Trump’s tweet is below, which was not his first reply to the people of Spain. His original tweet to Spain conveyed that the U.S. was ready to do anything that would help them during this horrific time. But it was his tweet about an hour later that Smith had the need to critique.
Mediaite also quotes Smith as saying, “It’s just not what happened, but there’s the presidential input for the day.” Mediaite also describes Smith’s demeanor after he was done commenting on Trump. They said, “he snarked before carrying on with his coverage of the attack.”
Trump tweeted a very presidential tweet about an hour before this tweet emerged that got Smith’s gander up enough to stop his reporting to poke at Trump.
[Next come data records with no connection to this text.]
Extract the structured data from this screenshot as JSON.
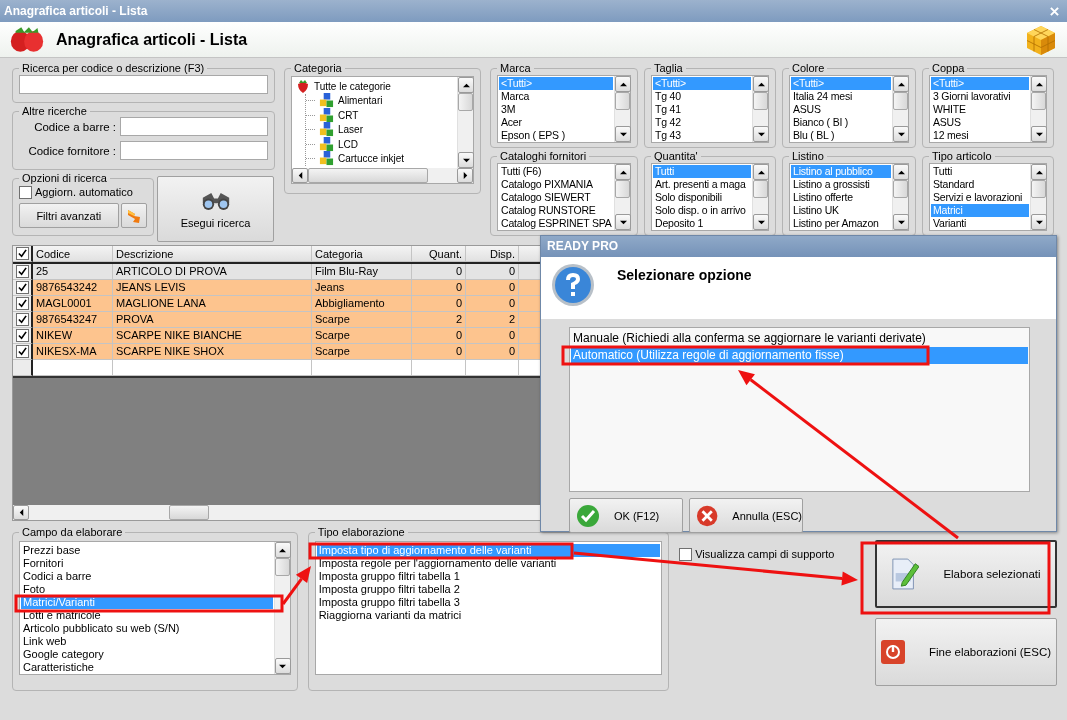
{
  "window": {
    "title": "Anagrafica articoli  - Lista"
  },
  "header": {
    "title": "Anagrafica articoli  - Lista"
  },
  "search": {
    "title": "Ricerca per codice o descrizione (F3)"
  },
  "other_searches": {
    "title": "Altre ricerche",
    "fields": [
      {
        "label": "Codice a barre :"
      },
      {
        "label": "Codice fornitore :"
      }
    ]
  },
  "search_options": {
    "title": "Opzioni di ricerca",
    "auto_update": {
      "label": "Aggiorn. automatico",
      "checked": false
    },
    "advanced_filters_button": "Filtri avanzati"
  },
  "search_button": "Esegui ricerca",
  "category": {
    "title": "Categoria",
    "items": [
      {
        "label": "Tutte le categorie",
        "children": [
          {
            "label": "Alimentari"
          },
          {
            "label": "CRT"
          },
          {
            "label": "Laser"
          },
          {
            "label": "LCD"
          },
          {
            "label": "Cartucce inkjet"
          }
        ]
      }
    ]
  },
  "filters": [
    {
      "title": "Marca",
      "items": [
        {
          "label": "<Tutti>",
          "selected": true
        },
        {
          "label": "Marca",
          "selected": false
        },
        {
          "label": "3M",
          "selected": false
        },
        {
          "label": "Acer",
          "selected": false
        },
        {
          "label": "Epson ( EPS )",
          "selected": false
        }
      ]
    },
    {
      "title": "Taglia",
      "items": [
        {
          "label": "<Tutti>",
          "selected": true
        },
        {
          "label": "Tg 40",
          "selected": false
        },
        {
          "label": "Tg 41",
          "selected": false
        },
        {
          "label": "Tg 42",
          "selected": false
        },
        {
          "label": "Tg 43",
          "selected": false
        }
      ]
    },
    {
      "title": "Colore",
      "items": [
        {
          "label": "<Tutti>",
          "selected": true
        },
        {
          "label": "Italia 24 mesi",
          "selected": false
        },
        {
          "label": "ASUS",
          "selected": false
        },
        {
          "label": "Bianco ( BI )",
          "selected": false
        },
        {
          "label": "Blu ( BL )",
          "selected": false
        }
      ]
    },
    {
      "title": "Coppa",
      "items": [
        {
          "label": "<Tutti>",
          "selected": true
        },
        {
          "label": "3 Giorni lavorativi",
          "selected": false
        },
        {
          "label": "WHITE",
          "selected": false
        },
        {
          "label": "ASUS",
          "selected": false
        },
        {
          "label": "12 mesi",
          "selected": false
        }
      ]
    },
    {
      "title": "Cataloghi fornitori",
      "items": [
        {
          "label": "Tutti (F6)",
          "selected": false
        },
        {
          "label": "Catalogo PIXMANIA",
          "selected": false
        },
        {
          "label": "Catalogo SIEWERT",
          "selected": false
        },
        {
          "label": "Catalog RUNSTORE",
          "selected": false
        },
        {
          "label": "Catalog ESPRINET SPA",
          "selected": false
        }
      ]
    },
    {
      "title": "Quantita'",
      "items": [
        {
          "label": "Tutti",
          "selected": true
        },
        {
          "label": "Art. presenti a maga",
          "selected": false
        },
        {
          "label": "Solo disponibili",
          "selected": false
        },
        {
          "label": "Solo disp. o in arrivo",
          "selected": false
        },
        {
          "label": "Deposito 1",
          "selected": false
        }
      ]
    },
    {
      "title": "Listino",
      "items": [
        {
          "label": "Listino al pubblico",
          "selected": true
        },
        {
          "label": "Listino a grossisti",
          "selected": false
        },
        {
          "label": "Listino offerte",
          "selected": false
        },
        {
          "label": "Listino UK",
          "selected": false
        },
        {
          "label": "Listino per Amazon",
          "selected": false
        }
      ]
    },
    {
      "title": "Tipo articolo",
      "items": [
        {
          "label": "Tutti",
          "selected": false
        },
        {
          "label": "Standard",
          "selected": false
        },
        {
          "label": "Servizi e lavorazioni",
          "selected": false
        },
        {
          "label": "Matrici",
          "selected": true
        },
        {
          "label": "Varianti",
          "selected": false
        }
      ]
    }
  ],
  "table": {
    "all_checked": true,
    "columns": [
      "Codice",
      "Descrizione",
      "Categoria",
      "Quant.",
      "Disp."
    ],
    "rows": [
      {
        "checked": true,
        "selected": true,
        "cells": [
          "25",
          "ARTICOLO DI PROVA",
          "Film Blu-Ray",
          "0",
          "0"
        ]
      },
      {
        "checked": true,
        "selected": false,
        "cells": [
          "9876543242",
          "JEANS LEVIS",
          "Jeans",
          "0",
          "0"
        ]
      },
      {
        "checked": true,
        "selected": false,
        "cells": [
          "MAGL0001",
          "MAGLIONE LANA",
          "Abbigliamento",
          "0",
          "0"
        ]
      },
      {
        "checked": true,
        "selected": false,
        "cells": [
          "9876543247",
          "PROVA",
          "Scarpe",
          "2",
          "2"
        ]
      },
      {
        "checked": true,
        "selected": false,
        "cells": [
          "NIKEW",
          "SCARPE NIKE BIANCHE",
          "Scarpe",
          "0",
          "0"
        ]
      },
      {
        "checked": true,
        "selected": false,
        "cells": [
          "NIKESX-MA",
          "SCARPE NIKE SHOX",
          "Scarpe",
          "0",
          "0"
        ]
      }
    ]
  },
  "process_field": {
    "title": "Campo da elaborare",
    "items": [
      {
        "label": "Prezzi base",
        "selected": false
      },
      {
        "label": "Fornitori",
        "selected": false
      },
      {
        "label": "Codici a barre",
        "selected": false
      },
      {
        "label": "Foto",
        "selected": false
      },
      {
        "label": "Matrici/Varianti",
        "selected": true
      },
      {
        "label": "Lotti e matricole",
        "selected": false
      },
      {
        "label": "Articolo pubblicato su web (S/N)",
        "selected": false
      },
      {
        "label": "Link web",
        "selected": false
      },
      {
        "label": "Google category",
        "selected": false
      },
      {
        "label": "Caratteristiche",
        "selected": false
      }
    ]
  },
  "process_type": {
    "title": "Tipo elaborazione",
    "items": [
      {
        "label": "Imposta tipo di aggiornamento delle varianti",
        "selected": true
      },
      {
        "label": "Imposta regole per l'aggiornamento delle varianti",
        "selected": false
      },
      {
        "label": "Imposta gruppo filtri tabella 1",
        "selected": false
      },
      {
        "label": "Imposta gruppo filtri tabella 2",
        "selected": false
      },
      {
        "label": "Imposta gruppo filtri tabella 3",
        "selected": false
      },
      {
        "label": "Riaggiorna varianti da matrici",
        "selected": false
      }
    ]
  },
  "support_fields": {
    "label": "Visualizza campi di supporto",
    "checked": false
  },
  "buttons": [
    {
      "label": "Elabora selezionati",
      "kind": "edit"
    },
    {
      "label": "Fine elaborazioni (ESC)",
      "kind": "stop"
    }
  ],
  "dialog": {
    "title": "READY PRO",
    "heading": "Selezionare opzione",
    "options": [
      {
        "label": "Manuale (Richiedi alla conferma se aggiornare le varianti derivate)",
        "selected": false
      },
      {
        "label": "Automatico (Utilizza regole di aggiornamento fisse)",
        "selected": true
      }
    ],
    "buttons": [
      {
        "label": "OK (F12)",
        "kind": "ok"
      },
      {
        "label": "Annulla (ESC)",
        "kind": "cancel"
      }
    ]
  }
}
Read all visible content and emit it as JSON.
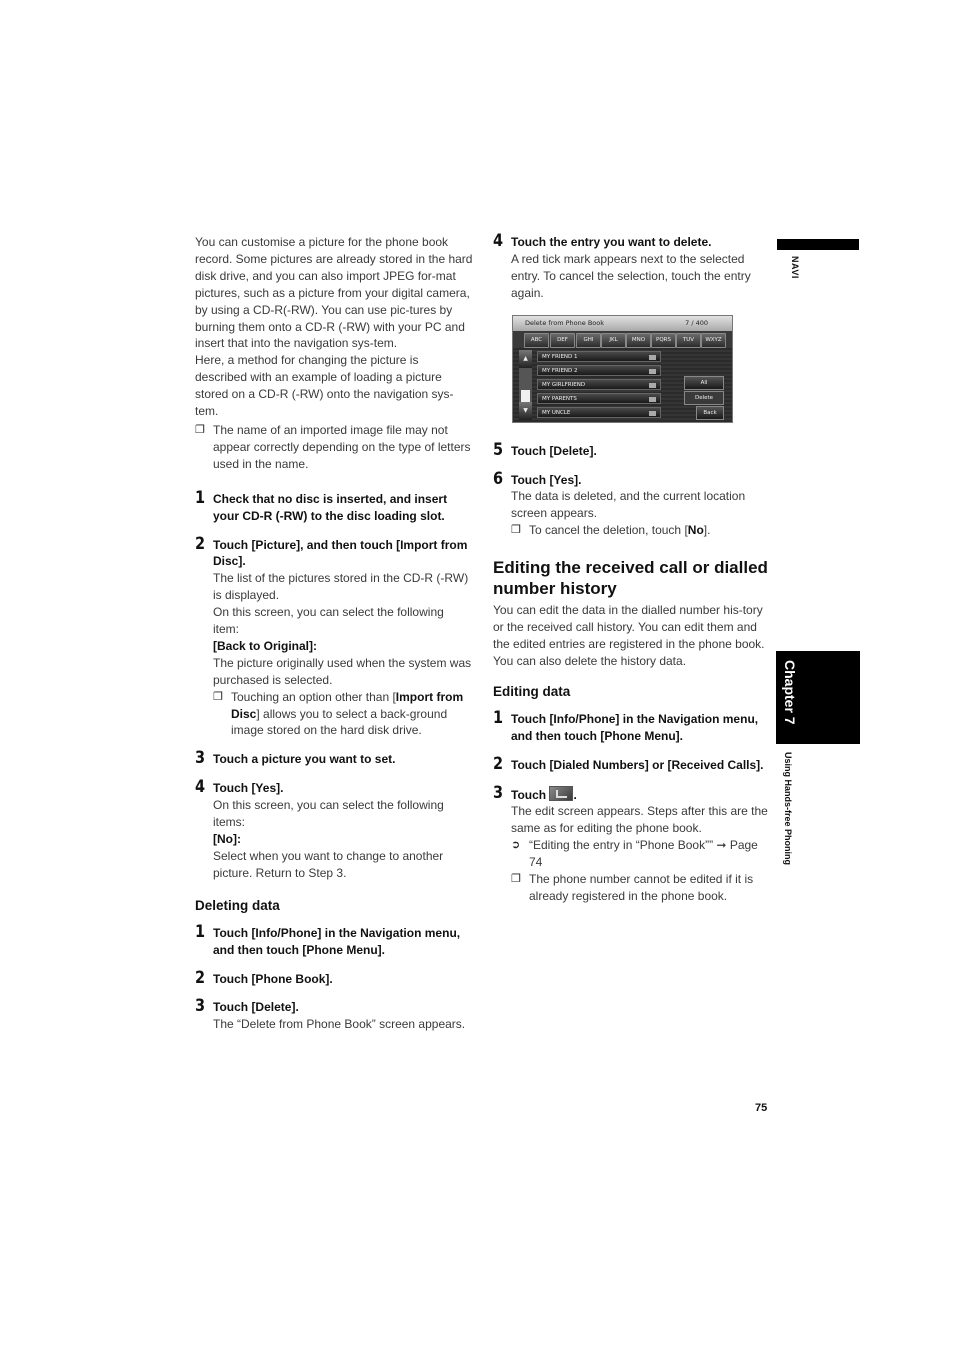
{
  "left_column": {
    "intro_paragraphs": [
      "You can customise a picture for the phone book record. Some pictures are already stored in the hard disk drive, and you can also import JPEG for-mat pictures, such as a picture from your digital camera, by using a CD-R(-RW). You can use pic-tures by burning them onto a CD-R (-RW) with your PC and insert that into the navigation sys-tem.",
      "Here, a method for changing the picture is described with an example of loading a picture stored on a CD-R (-RW) onto the navigation sys-tem."
    ],
    "intro_note": "The name of an imported image file may not appear correctly depending on the type of letters used in the name.",
    "steps": [
      {
        "num": "1",
        "head": "Check that no disc is inserted, and insert your CD-R (-RW) to the disc loading slot."
      },
      {
        "num": "2",
        "head": "Touch [Picture], and then touch [Import from Disc].",
        "body1": "The list of the pictures stored in the CD-R (-RW) is displayed.",
        "body2": "On this screen, you can select the following item:",
        "sub": "[Back to Original]:",
        "body3": "The picture originally used when the system was purchased is selected.",
        "note_pre": "Touching an option other than [",
        "note_bold": "Import from Disc",
        "note_post": "] allows you to select a back-ground image stored on the hard disk drive."
      },
      {
        "num": "3",
        "head": "Touch a picture you want to set."
      },
      {
        "num": "4",
        "head": "Touch [Yes].",
        "body1": "On this screen, you can select the following items:",
        "sub": "[No]:",
        "body2": "Select when you want to change to another picture. Return to Step 3."
      }
    ],
    "deleting": {
      "title": "Deleting data",
      "steps": [
        {
          "num": "1",
          "head": "Touch [Info/Phone] in the Navigation menu, and then touch [Phone Menu]."
        },
        {
          "num": "2",
          "head": "Touch [Phone Book]."
        },
        {
          "num": "3",
          "head": "Touch [Delete].",
          "body": "The “Delete from Phone Book” screen appears."
        }
      ]
    }
  },
  "right_column": {
    "steps_a": [
      {
        "num": "4",
        "head": "Touch the entry you want to delete.",
        "body": "A red tick mark appears next to the selected entry. To cancel the selection, touch the entry again."
      }
    ],
    "screen": {
      "title": "Delete from Phone Book",
      "counter": "7 / 400",
      "tabs": [
        "ABC",
        "DEF",
        "GHI",
        "JKL",
        "MNO",
        "PQRS",
        "TUV",
        "WXYZ"
      ],
      "entries": [
        "MY FRIEND 1",
        "MY FRIEND 2",
        "MY GIRLFRIEND",
        "MY PARENTS",
        "MY UNCLE"
      ],
      "buttons": {
        "all": "All",
        "delete": "Delete",
        "back": "Back"
      }
    },
    "steps_b": [
      {
        "num": "5",
        "head": "Touch [Delete]."
      },
      {
        "num": "6",
        "head": "Touch [Yes].",
        "body": "The data is deleted, and the current location screen appears.",
        "note_pre": "To cancel the deletion, touch [",
        "note_bold": "No",
        "note_post": "]."
      }
    ],
    "editing_section": {
      "title": "Editing the received call or dialled number history",
      "intro": "You can edit the data in the dialled number his-tory or the received call history. You can edit them and the edited entries are registered in the phone book. You can also delete the history data.",
      "subtitle": "Editing data",
      "steps": [
        {
          "num": "1",
          "head": "Touch [Info/Phone] in the Navigation menu, and then touch [Phone Menu]."
        },
        {
          "num": "2",
          "head": "Touch [Dialed Numbers] or [Received Calls]."
        },
        {
          "num": "3",
          "head": "Touch",
          "head_end": ".",
          "icon": "edit-icon",
          "body": "The edit screen appears. Steps after this are the same as for editing the phone book.",
          "ref": "“Editing the entry in “Phone Book”” ➞ Page 74",
          "note": "The phone number cannot be edited if it is already registered in the phone book."
        }
      ]
    }
  },
  "side": {
    "navi": "NAVI",
    "chapter": "Chapter 7",
    "chapter_title": "Using Hands-free Phoning"
  },
  "page_number": "75",
  "glyphs": {
    "note": "❐",
    "ref": "➲"
  }
}
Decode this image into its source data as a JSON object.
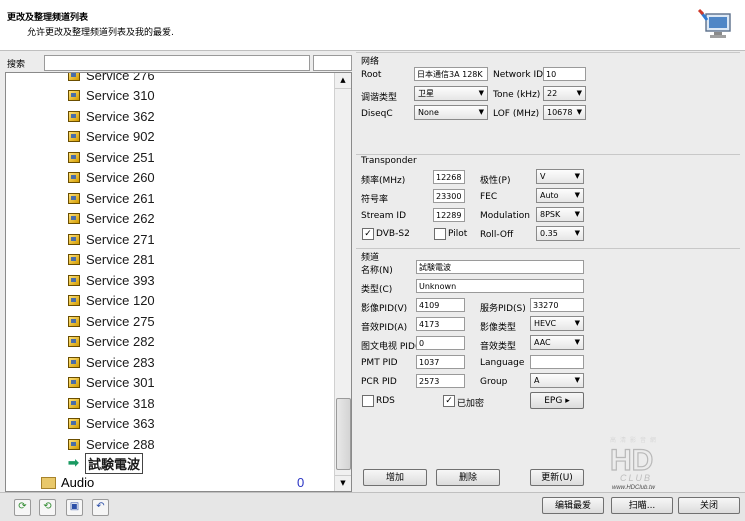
{
  "header": {
    "title": "更改及整理频道列表",
    "subtitle": "允许更改及整理频道列表及我的最爱.",
    "logo_icon": "monitor-cable-icon"
  },
  "search": {
    "label": "搜索",
    "value": "",
    "value2": ""
  },
  "tree": {
    "items": [
      "Service 276",
      "Service 310",
      "Service 362",
      "Service 902",
      "Service 251",
      "Service 260",
      "Service 261",
      "Service 262",
      "Service 271",
      "Service 281",
      "Service 393",
      "Service 120",
      "Service 275",
      "Service 282",
      "Service 283",
      "Service 301",
      "Service 318",
      "Service 363",
      "Service 288"
    ],
    "selected": "試験電波",
    "folder": {
      "label": "Audio",
      "count": "0"
    }
  },
  "network": {
    "title": "网络",
    "root_label": "Root",
    "root_value": "日本通信3A 128K",
    "network_id_label": "Network ID",
    "network_id_value": "10",
    "modulation_type_label": "调谐类型",
    "modulation_type_value": "卫星",
    "tone_label": "Tone (kHz)",
    "tone_value": "22",
    "diseqc_label": "DiseqC",
    "diseqc_value": "None",
    "lof_label": "LOF  (MHz)",
    "lof_value": "10678"
  },
  "transponder": {
    "title": "Transponder",
    "freq_label": "频率(MHz)",
    "freq_value": "12268",
    "polarity_label": "极性(P)",
    "polarity_value": "V",
    "symbol_label": "符号率",
    "symbol_value": "23300",
    "fec_label": "FEC",
    "fec_value": "Auto",
    "stream_label": "Stream ID",
    "stream_value": "12289",
    "modulation_label": "Modulation",
    "modulation_value": "8PSK",
    "dvbs2_label": "DVB-S2",
    "dvbs2_checked": "✓",
    "pilot_label": "Pilot",
    "pilot_checked": "",
    "rolloff_label": "Roll-Off",
    "rolloff_value": "0.35"
  },
  "channel": {
    "title": "频道",
    "name_label": "名称(N)",
    "name_value": "試験電波",
    "type_label": "类型(C)",
    "type_value": "Unknown",
    "vpid_label": "影像PID(V)",
    "vpid_value": "4109",
    "spid_label": "服务PID(S)",
    "spid_value": "33270",
    "apid_label": "音效PID(A)",
    "apid_value": "4173",
    "vtype_label": "影像类型",
    "vtype_value": "HEVC",
    "ttx_label": "图文电视 PID(",
    "ttx_value": "0",
    "atype_label": "音效类型",
    "atype_value": "AAC",
    "pmt_label": "PMT PID",
    "pmt_value": "1037",
    "lang_label": "Language",
    "lang_value": "",
    "pcr_label": "PCR PID",
    "pcr_value": "2573",
    "group_label": "Group",
    "group_value": "A",
    "rds_label": "RDS",
    "rds_checked": "",
    "enc_label": "已加密",
    "enc_checked": "✓",
    "epg_label": "EPG",
    "add_label": "增加",
    "delete_label": "删除",
    "update_label": "更新(U)"
  },
  "bottom": {
    "edit_fav": "编辑最爱",
    "scan": "扫瞄...",
    "close": "关闭"
  },
  "watermark": {
    "line1": "高 清 影 音 網",
    "line2": "HD",
    "line3": "CLUB",
    "line4": "www.HDClub.tw"
  }
}
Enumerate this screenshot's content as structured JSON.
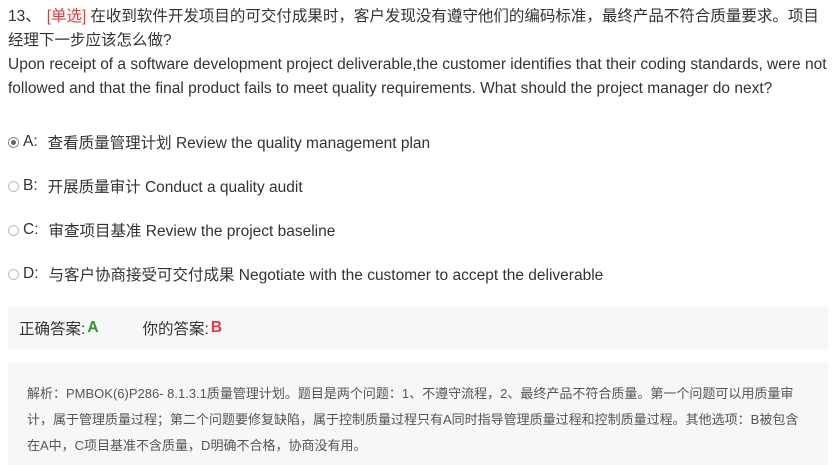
{
  "question": {
    "number": "13、",
    "type": "[单选]",
    "text_cn": "在收到软件开发项目的可交付成果时，客户发现没有遵守他们的编码标准，最终产品不符合质量要求。项目经理下一步应该怎么做?",
    "text_en": "Upon receipt of a software development project deliverable,the customer identifies that their coding standards, were not followed and that the final product fails to meet quality requirements. What should the project manager do next?"
  },
  "options": [
    {
      "letter": "A:",
      "text": "查看质量管理计划 Review the quality management plan",
      "selected": true
    },
    {
      "letter": "B:",
      "text": "开展质量审计 Conduct a quality audit",
      "selected": false
    },
    {
      "letter": "C:",
      "text": "审查项目基准 Review the project baseline",
      "selected": false
    },
    {
      "letter": "D:",
      "text": "与客户协商接受可交付成果 Negotiate with the customer to accept the deliverable",
      "selected": false
    }
  ],
  "answer": {
    "correct_label": "正确答案:",
    "correct_value": "A",
    "yours_label": "你的答案:",
    "yours_value": "B",
    "correct_color": "#2a9a2a",
    "wrong_color": "#e4393c"
  },
  "explanation": {
    "text": "解析：PMBOK(6)P286- 8.1.3.1质量管理计划。题目是两个问题：1、不遵守流程，2、最终产品不符合质量。第一个问题可以用质量审计，属于管理质量过程；第二个问题要修复缺陷，属于控制质量过程只有A同时指导管理质量过程和控制质量过程。其他选项：B被包含在A中，C项目基准不含质量，D明确不合格，协商没有用。"
  },
  "icons": {
    "radio_selected": "radio-selected-icon",
    "radio_unselected": "radio-unselected-icon"
  }
}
The president’s original tweet was very heartfelt toward the people of Spain, as seen below.
Tweets about Smith getting one of the suspects’ names wrong were popping up online, like the tweet below. It is surmised that it was online messages like this that Smith defended himself against. This is when he said on air that it was the police passing along this information, and that is where he was getting it from. You can see the part of Smith’s coverage in the YouTube video posted in a tweet from Blue Collar News, which is below.
During the early reports on Spain’s terrorist attack, contrasting reports were coming in. The person whose picture was plastered all over the news may or may not have been the one involved, reports Newsmax. At one point he was deemed the driver of the van, but later he wasn’t.
Even later than that, the man in the picture was thought to be the brother of one of the people involved in this attack. He was also thought to be a victim of a stolen ID, which may have been taken by his brother to rent the van. Nothing was deemed as official, but instead of saying there’s confusion in the reports, Shepard Smith appeared to report on a few of the things that were later reported differently.
When Smith found out about the man who showed up at a police station reporting his identification stolen, he said, “He’s gone to the police station and reported the theft of his documentation.” He then said, “Turns out, whoever the suspect is may have stolen his documents. This may not be the suspect at all. We’re waiting for clarification on this from the local authorities.”
All this confusion around the Barcelona terrorist attack speaks well to Trump’s recent statement about not reporting things until he gets the facts correct. Trump was caught in a firestorm for not coming out and condemning people on one side of the Charlottesville violence during a protest.
As the Washington Times reports, Trump defended being cautious about condemning anyone until all the facts were in. Trump made this statement,
“I wanted to make sure, unlike most politicians, that what I said was correct,” the president said, “Unlike the media before I make a statement, I like to know the facts.”
It looks like Shepard Smith might have saved himself some angst if he took a page from Trump’s book and reported on what the authorities released as an official statement regarding the Barcelona attack. At least some folks on social media thought so. It seems that Shepard Smith did a great job this afternoon at demonstrating how Trump might actually have something there when wanting to wait for “the facts” before spewing off.